Chapter 4. Basic Communication Operations

In most parallel algorithms, processes need to exchange data with other processes. This exchange of data can significantly impact the efficiency of parallel programs by introducing interaction delays during their execution. For instance, recall from Section 2.5 that it takes roughly t_s + mt_w time for a simple exchange of an m-word message between two processes running on different nodes of an interconnection network with cut-through routing. Here t_s is the latency or the startup time for the data transfer and t_w is the per-word transfer time, which is inversely proportional to the available bandwidth between the nodes. Many interactions in practical parallel programs occur in well-defined patterns involving more than two processes. Often either all processes participate together in a single global interaction operation, or subsets of processes participate in interactions local to each subset. These common basic patterns of interprocess interaction or communication are frequently used as building blocks in a variety of parallel algorithms. Proper implementation of these basic communication operations on various parallel architectures is a key to the efficient execution of the parallel algorithms that use them.

In this chapter, we present algorithms to implement some commonly used communication patterns on simple interconnection networks, such as the linear array, two-dimensional mesh, and the hypercube. The choice of these interconnection networks is motivated primarily by pedagogical reasons. For instance, although it is unlikely that large scale parallel computers will be based on the linear array or ring topology, it is important to understand various communication operations in the context of linear arrays because the rows and columns of meshes are linear arrays. Parallel algorithms that perform rowwise or columnwise communication on meshes use linear array algorithms. The algorithms for a number of communication operations on a mesh are simple extensions of the corresponding linear array algorithms to two dimensions. Furthermore, parallel algorithms using regular data structures such as arrays often map naturally onto one- or two-dimensional arrays of processes. This too makes it important to study interprocess interaction on a linear array or mesh interconnection network. The hypercube architecture, on the other hand, is interesting because many algorithms with recursive interaction patterns map naturally onto a hypercube topology. Most of these algorithms may perform equally well on interconnection networks other than the hypercube, but it is simpler to visualize their communication patterns on a hypercube.

The algorithms presented in this chapter in the context of simple network topologies are practical and are highly suitable for modern parallel computers, even though most such computers are unlikely to have an interconnection network that exactly matches one of the networks considered in this chapter. The reason is that on a modern parallel computer, the time to transfer data of a certain size between two nodes is often independent of the relative location of the nodes in the interconnection network. This homogeneity is afforded by a variety of firmware and hardware features such as randomized routing algorithms and cut-through routing, etc. Furthermore, the end user usually does not have explicit control over mapping processes onto physical processors. Therefore, we assume that the transfer of m words of data between any pair of nodes in an interconnection network incurs a cost of t_s + mt_w. On most architectures, this assumption is reasonably accurate as long as a free link is available between the source and destination nodes for the data to traverse. However, if many pairs of nodes are communicating simultaneously, then the messages may take longer. This can happen if the number of messages passing through a cross-section of the network exceeds the cross-section bandwidth (Section 2.4.4) of the network. In such situations, we need to adjust the value of t_w to reflect the slowdown due to congestion. As discussed in Section 2.5.1, we refer to the adjusted value of t_w as effective t_w. We will make a note in the text when we come across communication operations that may cause congestion on certain networks.

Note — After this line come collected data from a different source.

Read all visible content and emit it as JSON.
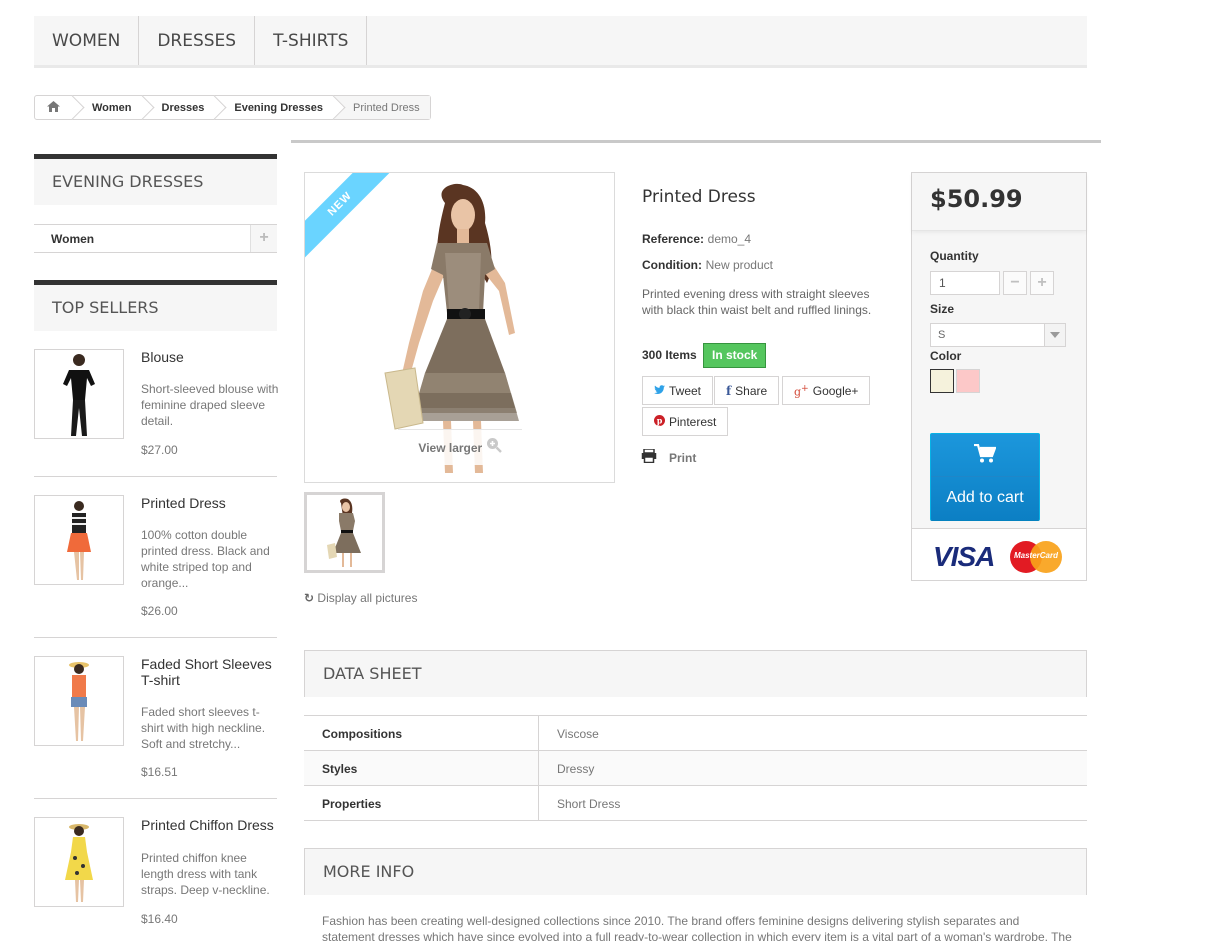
{
  "menu": {
    "items": [
      "Women",
      "Dresses",
      "T-shirts"
    ]
  },
  "breadcrumb": {
    "items": [
      "Women",
      "Dresses",
      "Evening Dresses",
      "Printed Dress"
    ]
  },
  "sidebar": {
    "category_title": "Evening Dresses",
    "category_item": "Women",
    "topsellers_title": "Top sellers",
    "topsellers": [
      {
        "name": "Blouse",
        "desc": "Short-sleeved blouse with feminine draped sleeve detail.",
        "price": "$27.00"
      },
      {
        "name": "Printed Dress",
        "desc": "100% cotton double printed dress. Black and white striped top and orange...",
        "price": "$26.00"
      },
      {
        "name": "Faded Short Sleeves T-shirt",
        "desc": "Faded short sleeves t-shirt with high neckline. Soft and stretchy...",
        "price": "$16.51"
      },
      {
        "name": "Printed Chiffon Dress",
        "desc": "Printed chiffon knee length dress with tank straps. Deep v-neckline.",
        "price": "$16.40"
      }
    ]
  },
  "product": {
    "badge": "New",
    "view_larger": "View larger",
    "display_all": "Display all pictures",
    "title": "Printed Dress",
    "reference_label": "Reference:",
    "reference": "demo_4",
    "condition_label": "Condition:",
    "condition": "New product",
    "description": "Printed evening dress with straight sleeves with black thin waist belt and ruffled linings.",
    "items": "300 Items",
    "stock": "In stock",
    "social": {
      "tweet": "Tweet",
      "share": "Share",
      "google": "Google+",
      "pinterest": "Pinterest"
    },
    "print": "Print"
  },
  "buy": {
    "price": "$50.99",
    "quantity_label": "Quantity",
    "quantity": "1",
    "size_label": "Size",
    "size": "S",
    "color_label": "Color",
    "colors": [
      "#f5f2dc",
      "#fcc8c8"
    ],
    "add_to_cart": "Add to cart",
    "payment": {
      "visa": "VISA",
      "mastercard": "MasterCard"
    }
  },
  "datasheet": {
    "title": "Data sheet",
    "rows": [
      {
        "k": "Compositions",
        "v": "Viscose"
      },
      {
        "k": "Styles",
        "v": "Dressy"
      },
      {
        "k": "Properties",
        "v": "Short Dress"
      }
    ]
  },
  "moreinfo": {
    "title": "More info",
    "text": "Fashion has been creating well-designed collections since 2010. The brand offers feminine designs delivering stylish separates and statement dresses which have since evolved into a full ready-to-wear collection in which every item is a vital part of a woman's wardrobe. The result? Cool,"
  }
}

As discussed in Section 2.5.2, the cost of data-sharing among processors in the shared-address-space paradigm can be modeled using the same expression t_s + mt_w, usually with different values of t_s and t_w relative to each other as well as relative to the computation speed of the processors of the parallel computer. Therefore, parallel algorithms requiring one or more of the interaction patterns discussed in this chapter can be assumed to incur costs whose expression is close to one derived in the context of message-passing.

In the following sections we describe various communication operations and derive expressions for their time complexity. We assume that the interconnection network supports cut-through routing (Section 2.5.1) and that the communication time between any pair of nodes is practically independent of of the number of intermediate nodes along the paths between them. We also assume that the communication links are bidirectional; that is, two directly-connected nodes can send messages of size m to each other simultaneously in time t_s + t_wm. We assume a single-port communication model, in which a node can send a message on only one of its links at a time. Similarly, it can receive a message on only one link at a time. However, a node can receive a message while sending another message at the same time on the same or a different link.

Many of the operations described here have duals and other related operations that we can perform by using procedures very similar to those for the original operations. The dual of a communication operation is the opposite of the original operation and can be performed by reversing the direction and sequence of messages in the original operation. We will mention such operations wherever applicable.